Member-only story
Library of the week #13: Polars 🐻❄️
Lightning-fast DataFrame library for Python

Why Polars?
While Pandas is the number 1 Python library for data manipulation ( and the first article of Library of the Week! ), Polars emerges as a compelling alternative that demands attention. The choice of a data manipulation library holds significant weight, and Polars is increasingly proving itself as a worthy contender, with better performance (especially for larger datasets) and a more modern (user-friendly) syntax.
What is Polars
At its essence, Polars is a dynamic data manipulation library designed for efficient handling of large datasets. The project started in 2021.
A feature that sets Polars apart is lazy computation : it optimizes query within a new data type : the LazyFrame . This feature significantly enhances the library’s capability for intricate data transformations and analyses.
Polars also has the familiar (for Pandas users) concepts of DataFrame and Series. This design choice facilitates a smooth transition for users familiar with Pandas, making Polars a flexible addition to any data professional’s toolkit. Additionally, Polars excels in its support for various data sources, allowing easy loading and saving of data in formats ranging from CSV files to Parquet files and databases.
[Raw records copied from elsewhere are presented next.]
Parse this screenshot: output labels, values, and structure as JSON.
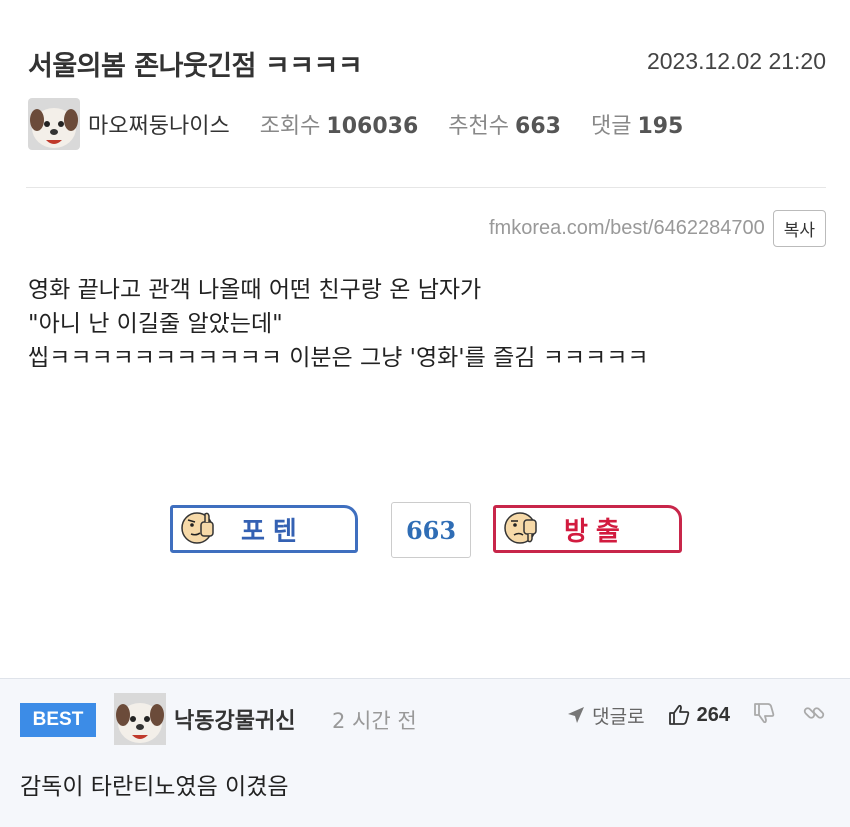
{
  "post": {
    "title": "서울의봄 존나웃긴점 ㅋㅋㅋㅋ",
    "date": "2023.12.02 21:20",
    "author": "마오쩌둥나이스",
    "views_label": "조회수",
    "views": "106036",
    "recommend_label": "추천수",
    "recommend": "663",
    "comments_label": "댓글",
    "comments": "195",
    "url": "fmkorea.com/best/6462284700",
    "copy_label": "복사",
    "body_lines": [
      "영화 끝나고 관객 나올때 어떤 친구랑 온 남자가",
      "\"아니 난 이길줄 알았는데\"",
      "씹ㅋㅋㅋㅋㅋㅋㅋㅋㅋㅋㅋ 이분은 그냥 '영화'를 즐김 ㅋㅋㅋㅋㅋ"
    ]
  },
  "vote": {
    "up_label": "포텐",
    "count": "663",
    "down_label": "방출"
  },
  "comment": {
    "badge": "BEST",
    "author": "낙동강물귀신",
    "time": "2 시간 전",
    "reply_label": "댓글로",
    "likes": "264",
    "text": "감독이 타란티노였음 이겼음"
  },
  "colors": {
    "accent_blue": "#3461b3",
    "accent_red": "#d21b3f",
    "best_badge": "#3c8ce7"
  }
}
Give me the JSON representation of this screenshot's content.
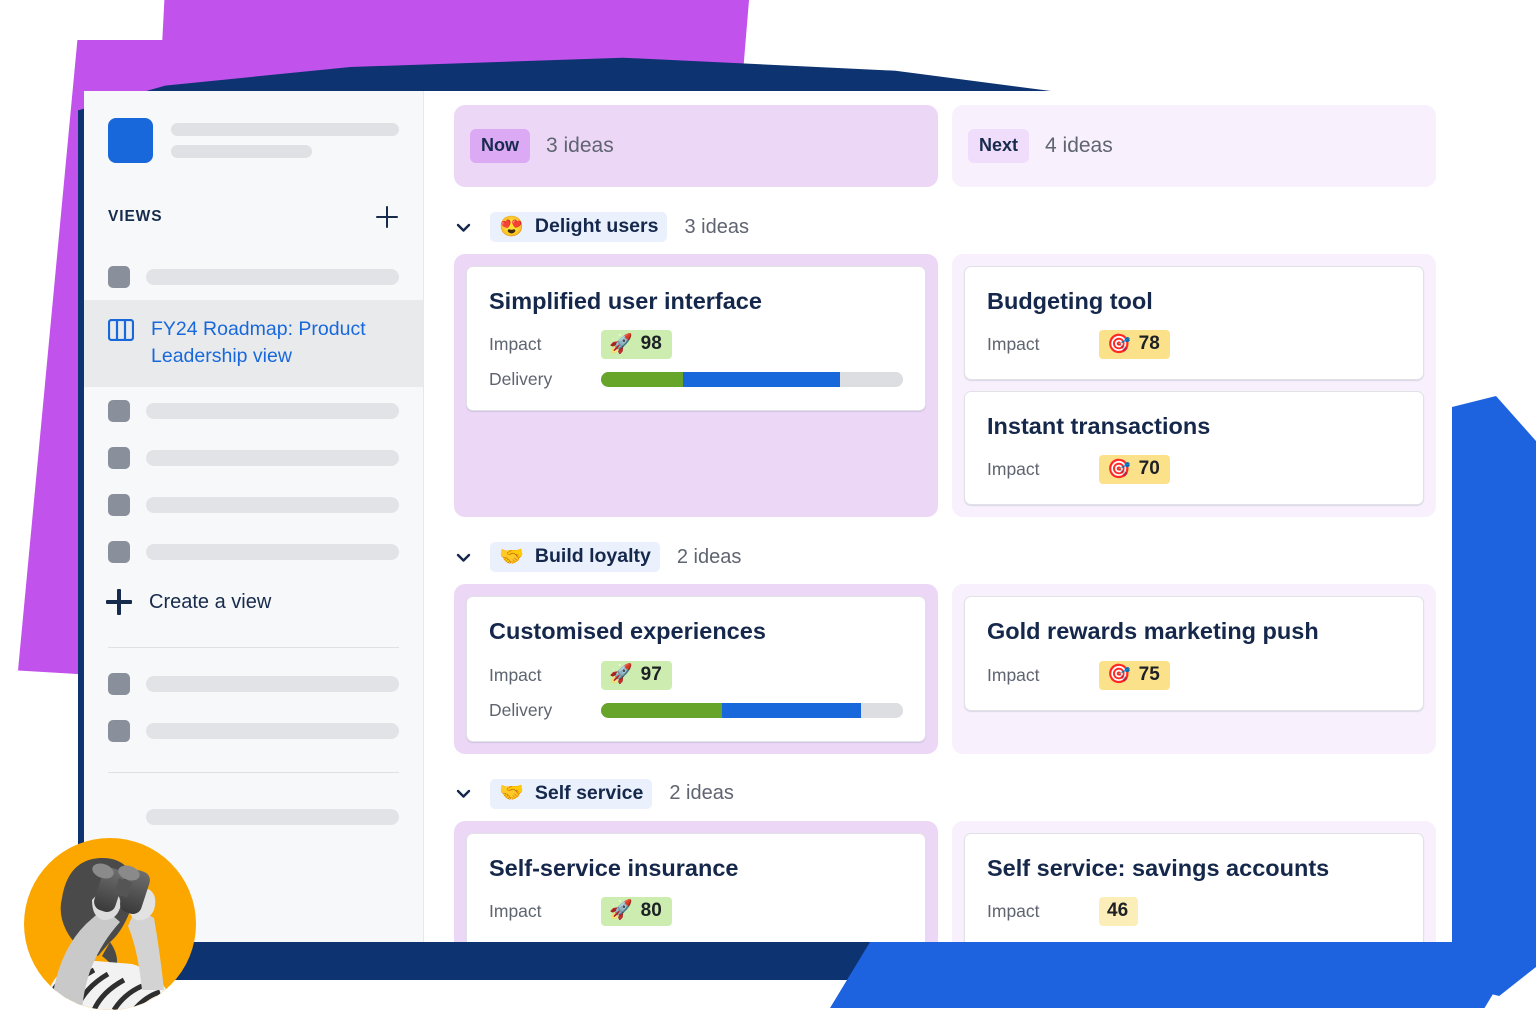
{
  "sidebar": {
    "section_label": "VIEWS",
    "add_view_icon": "plus-icon",
    "active_view": {
      "label": "FY24 Roadmap: Product Leadership view",
      "icon": "board-icon",
      "color": "#1868db"
    },
    "create_view_label": "Create a view",
    "skeleton_rows_upper": 1,
    "skeleton_rows_middle": 4,
    "skeleton_rows_lower": 2,
    "skeleton_rows_footer": 1
  },
  "board": {
    "columns": [
      {
        "chip": "Now",
        "count": "3 ideas",
        "chip_color": "#dca9f5",
        "bg_color": "#ecd7f7"
      },
      {
        "chip": "Next",
        "count": "4 ideas",
        "chip_color": "#f0dcfb",
        "bg_color": "#f8f0fd"
      }
    ],
    "groups": [
      {
        "emoji": "😍",
        "emoji_name": "smiling-face-with-hearts-icon",
        "name": "Delight users",
        "count": "3 ideas",
        "collapse_icon": "chevron-down-icon",
        "now_cards": [
          {
            "title": "Simplified user interface",
            "impact_label": "Impact",
            "impact_value": "98",
            "impact_emoji": "🚀",
            "impact_emoji_name": "rocket-icon",
            "impact_badge_color": "#cdedb0",
            "delivery_label": "Delivery",
            "delivery": {
              "green_pct": 27,
              "blue_pct": 52,
              "empty_pct": 21
            }
          }
        ],
        "next_cards": [
          {
            "title": "Budgeting tool",
            "impact_label": "Impact",
            "impact_value": "78",
            "impact_emoji": "🎯",
            "impact_emoji_name": "target-icon",
            "impact_badge_color": "#fbe18a"
          },
          {
            "title": "Instant transactions",
            "impact_label": "Impact",
            "impact_value": "70",
            "impact_emoji": "🎯",
            "impact_emoji_name": "target-icon",
            "impact_badge_color": "#fbe18a"
          }
        ]
      },
      {
        "emoji": "🤝",
        "emoji_name": "handshake-icon",
        "name": "Build loyalty",
        "count": "2 ideas",
        "collapse_icon": "chevron-down-icon",
        "now_cards": [
          {
            "title": "Customised experiences",
            "impact_label": "Impact",
            "impact_value": "97",
            "impact_emoji": "🚀",
            "impact_emoji_name": "rocket-icon",
            "impact_badge_color": "#cdedb0",
            "delivery_label": "Delivery",
            "delivery": {
              "green_pct": 40,
              "blue_pct": 46,
              "empty_pct": 14
            }
          }
        ],
        "next_cards": [
          {
            "title": "Gold rewards marketing push",
            "impact_label": "Impact",
            "impact_value": "75",
            "impact_emoji": "🎯",
            "impact_emoji_name": "target-icon",
            "impact_badge_color": "#fbe18a"
          }
        ]
      },
      {
        "emoji": "🤝",
        "emoji_name": "handshake-icon",
        "name": "Self service",
        "count": "2 ideas",
        "collapse_icon": "chevron-down-icon",
        "now_cards": [
          {
            "title": "Self-service insurance",
            "impact_label": "Impact",
            "impact_value": "80",
            "impact_emoji": "🚀",
            "impact_emoji_name": "rocket-icon",
            "impact_badge_color": "#cdedb0"
          }
        ],
        "next_cards": [
          {
            "title": "Self service: savings accounts",
            "impact_label": "Impact",
            "impact_value": "46",
            "impact_emoji": "",
            "impact_emoji_name": "none",
            "impact_badge_color": "#fceeb8"
          }
        ]
      }
    ]
  },
  "decoration": {
    "avatar_icon": "avatar-photo-binoculars",
    "avatar_bg": "#fba700",
    "purple": "#c152ec",
    "navy": "#0d3370",
    "blue": "#1d63e0"
  }
}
Polars distinguishes itself by using Apache Arrow and Rust . Apache Arrow is an efficient memory format for both table-like and tree-like data, optimized for modern CPUs and GPUs. Rust is a high-performance programming language, it optimizes critical components of its operations, ensuring efficient memory management, low-level control, and high-speed execution, contributing to a substantial boost in overall performance. Polars efficiency is also related to its use of parallelization (doing several operations at the same time, instead of one after the other).